The so called Big Data revolution has opened new paths for scientific research in many fields, including health related data science. As measurement techniques, data storage capabilities, and the ability to crosslink diverse data sets develop, increasingly large volumes of information are available for public health research and decision making. Many scientific works have been published which describe and make predictions about the role of Big Data in healthcare, epidemiology and sanitary surveillance.
Traditional Public Health Research
Public health research has been historically done by focusing on a small set of indicators that are suspected to be associated with a specific health outcome: hypothesis are made on the correlation between some environmental or clinical variables and a particular issue that can be measured on a defined cohort. Traditional epidemiological studies are designed starting from a specific hypothesis and the entire process, including data collection and analysis, is structured around it.
Data-based Health Research
However, the increasing availability of large population-level data related to health, like electronic medical records but also sensor data from mobile and wearable devices, has led public health researchers to explore novel approaches to data aggregation and analysis. Many factors and circumstances, like environmental exposures, demographics, socioeconomic factors, consumer purchasing behaviors, etc., besides being object of studies by their own, are providing lots of data related to health.

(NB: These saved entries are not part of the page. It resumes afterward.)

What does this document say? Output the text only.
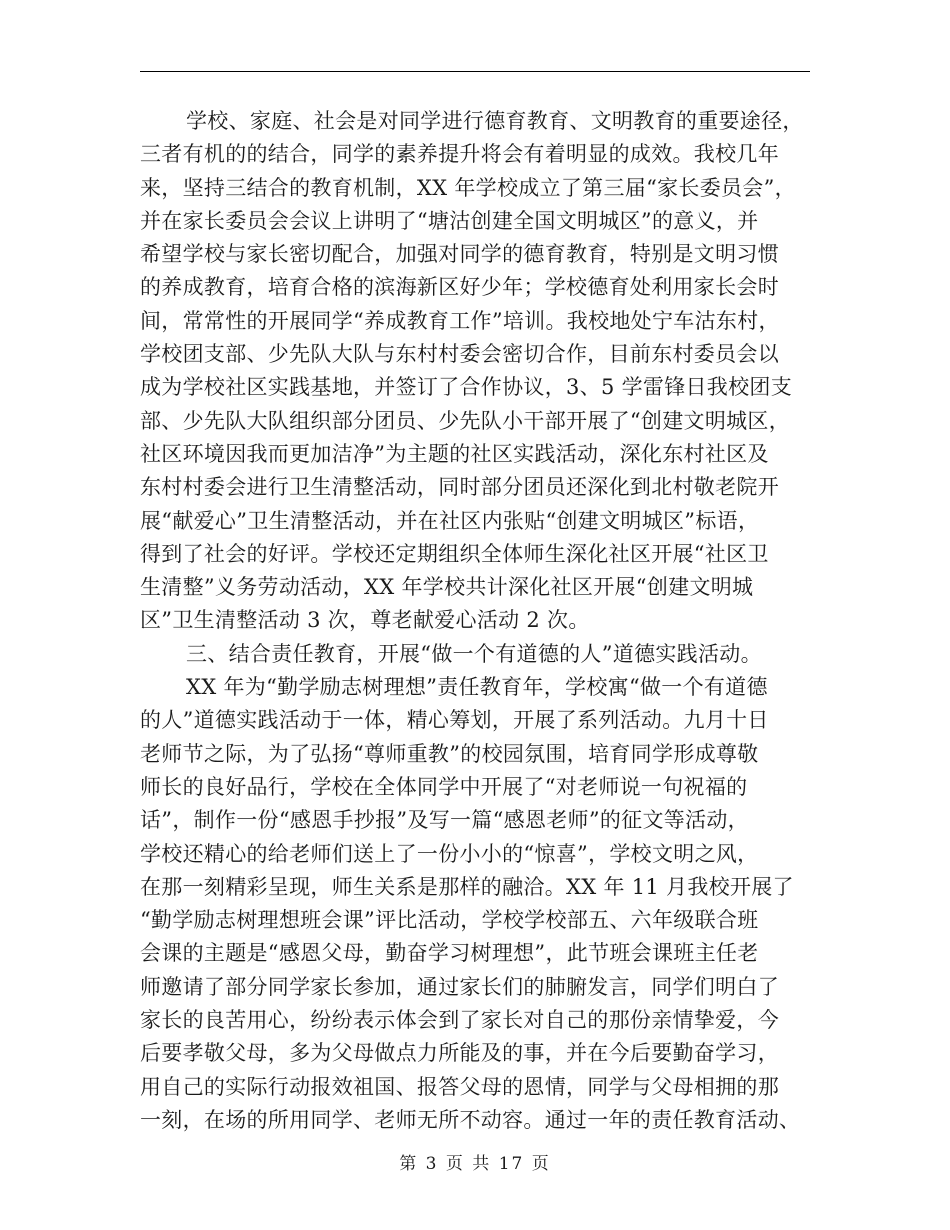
学校、家庭、社会是对同学进行德育教育、文明教育的重要途径，
三者有机的的结合，同学的素养提升将会有着明显的成效。我校几年
来，坚持三结合的教育机制，XX 年学校成立了第三届“家长委员会”，
并在家长委员会会议上讲明了“塘沽创建全国文明城区”的意义，并
希望学校与家长密切配合，加强对同学的德育教育，特别是文明习惯
的养成教育，培育合格的滨海新区好少年；学校德育处利用家长会时
间，常常性的开展同学“养成教育工作”培训。我校地处宁车沽东村，
学校团支部、少先队大队与东村村委会密切合作，目前东村委员会以
成为学校社区实践基地，并签订了合作协议，3、5 学雷锋日我校团支
部、少先队大队组织部分团员、少先队小干部开展了“创建文明城区，
社区环境因我而更加洁净”为主题的社区实践活动，深化东村社区及
东村村委会进行卫生清整活动，同时部分团员还深化到北村敬老院开
展“献爱心”卫生清整活动，并在社区内张贴“创建文明城区”标语，
得到了社会的好评。学校还定期组织全体师生深化社区开展“社区卫
生清整”义务劳动活动，XX 年学校共计深化社区开展“创建文明城
区”卫生清整活动 3 次，尊老献爱心活动 2 次。
三、结合责任教育，开展“做一个有道德的人”道德实践活动。
XX 年为“勤学励志树理想”责任教育年，学校寓“做一个有道德
的人”道德实践活动于一体，精心筹划，开展了系列活动。九月十日
老师节之际，为了弘扬“尊师重教”的校园氛围，培育同学形成尊敬
师长的良好品行，学校在全体同学中开展了“对老师说一句祝福的
话”，制作一份“感恩手抄报”及写一篇“感恩老师”的征文等活动，
学校还精心的给老师们送上了一份小小的“惊喜”，学校文明之风，
在那一刻精彩呈现，师生关系是那样的融洽。XX 年 11 月我校开展了
“勤学励志树理想班会课”评比活动，学校学校部五、六年级联合班
会课的主题是“感恩父母，勤奋学习树理想”，此节班会课班主任老
师邀请了部分同学家长参加，通过家长们的肺腑发言，同学们明白了
家长的良苦用心，纷纷表示体会到了家长对自己的那份亲情挚爱，今
后要孝敬父母，多为父母做点力所能及的事，并在今后要勤奋学习，
用自己的实际行动报效祖国、报答父母的恩情，同学与父母相拥的那
一刻，在场的所用同学、老师无所不动容。通过一年的责任教育活动、
第 3 页 共 17 页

There is a growing acknowledgement that analysing such datasets with hundreds of variables can lead to important and unexpected public health discoveries. For instance, leveraging large datasets on environmental data could not only produce evidence for the single issue being investigated but could also highlight correlations and dependencies that weren’t even suspected. It is of course possible to use an hypothesis-driven approach when working with Big Data records, but such datasets can also be used with a new open-ended approach, integrating a large number of indicators covering different aspects of human health and looking for relevant patterns without pursuing a specific answer. A new paradigm is being developed in order to carry on this kind of data-driven studies.
Challenges in Data-driven Health Research
From a public health perspective, one of the biggest challenges when working with extensive data sets is figuring out which indicators are the most important determinants of a particular health outcome. In traditional public health studies, this is usually done with standard techniques, like creating linear regression models and studying the percentage of the variance accounted for in the model. When the number of indicators grows significantly this approach doesn’t scale well, and other techniques have to be used or developed. For many studies, as in the traditional approach, the clinical validation is still important to mark the actual relevant indicators.
Digital Epidimiology – An Example of Health Research with ICARUS
To highlight an example near to the ICARUS landscape, human mobility data are an extremely variegated kind of information, originating from different sources and with many potential applications, amongst which we can definitely mention epidemiological modeling. Closely related is the newborn field of digital epidemiology, which is mainly based on the idea that the health of a population can be assessed through the digital traces left by individuals. Researchers have already started to develop methods and strategies for using digital epidemiology to support infectious disease monitoring and surveillance or to feed realistic models to learn how diseases spread and how to best counteract the spreading.
A lot of work still needs to be done in order to fully integrate computational and digital epidemiology with existing practices, and many issues have to be addressed in order to do so, including for instance privacy concerns, but the increasing availability of new valuable datasets will almost certainly drive the process in that direction.
The ISI demonstrator in ICARUS focuses on the use of aviation data to improve the modelling of infectious disease spreading.